The cold start is real
The open source parallel is instructive, but it has limits worth acknowledging. The first open source contributor got something useful immediately: a working codebase and a growing community. In Poysis’s model, the platform delivers real value from day one. Builders get a powerful tool for a real problem. But the broader discovery network layer only becomes meaningful at scale.
That means the first few hundred builders are, in a sense, early contributors to a commons that does not yet fully exist. We think that is an honest ask, not an unfair one. The platform stands on its own merits today. The discovery layer is not something we are charging for now, nor promising on a fixed timeline. It is a direction. Every architectural decision is pointed toward it, and it becomes more real with every high-quality co-pilot that gets built.
The long game
Anthropic, OpenAI, and their peers have built the capacity for machines to understand and generate human language. That is a remarkable foundation. But language understanding alone does not produce good discovery. What is missing is the layer beneath:
- How does discovery actually work in each domain?
- What are the right questions to ask?
- What variables matter?
- How does an expert navigate from an imprecise request to the thing someone actually needs?
LLMs provide the intelligence. The data generated by domain experts building on Poysis will provide the understanding. This process happens carefully, with guidance, and over time. Eventually, it will provide the wisdom.
The interface for the next generation of discovery will not be a search box. It will be a dynamic combination of chat, search, structured inputs, and memory. Each primitive is deployed at the right moment, for the right person, in the right domain. It is not a static response to a keyword. It is a state-aware system that knows where you are in the discovery journey and what you actually need next.

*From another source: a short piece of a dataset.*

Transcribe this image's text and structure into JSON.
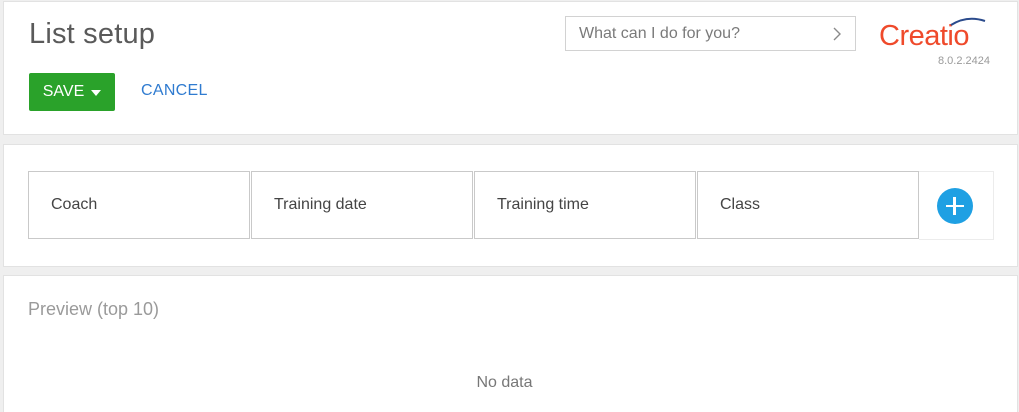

That system does not exist yet. Building it is a ten-year project. The first chapter is simply building a platform that domain experts find genuinely useful. Everything else compounds from there, but only if we get that first chapter right.
Google searches the what: what is on each page in its index.
The system we are building toward will provide the how: how you find high-signal information across a million domains, guided by the people who know those domains best.
That is how the internet moves from search engines to discovery engines. We are at the beginning of that movement, not the end.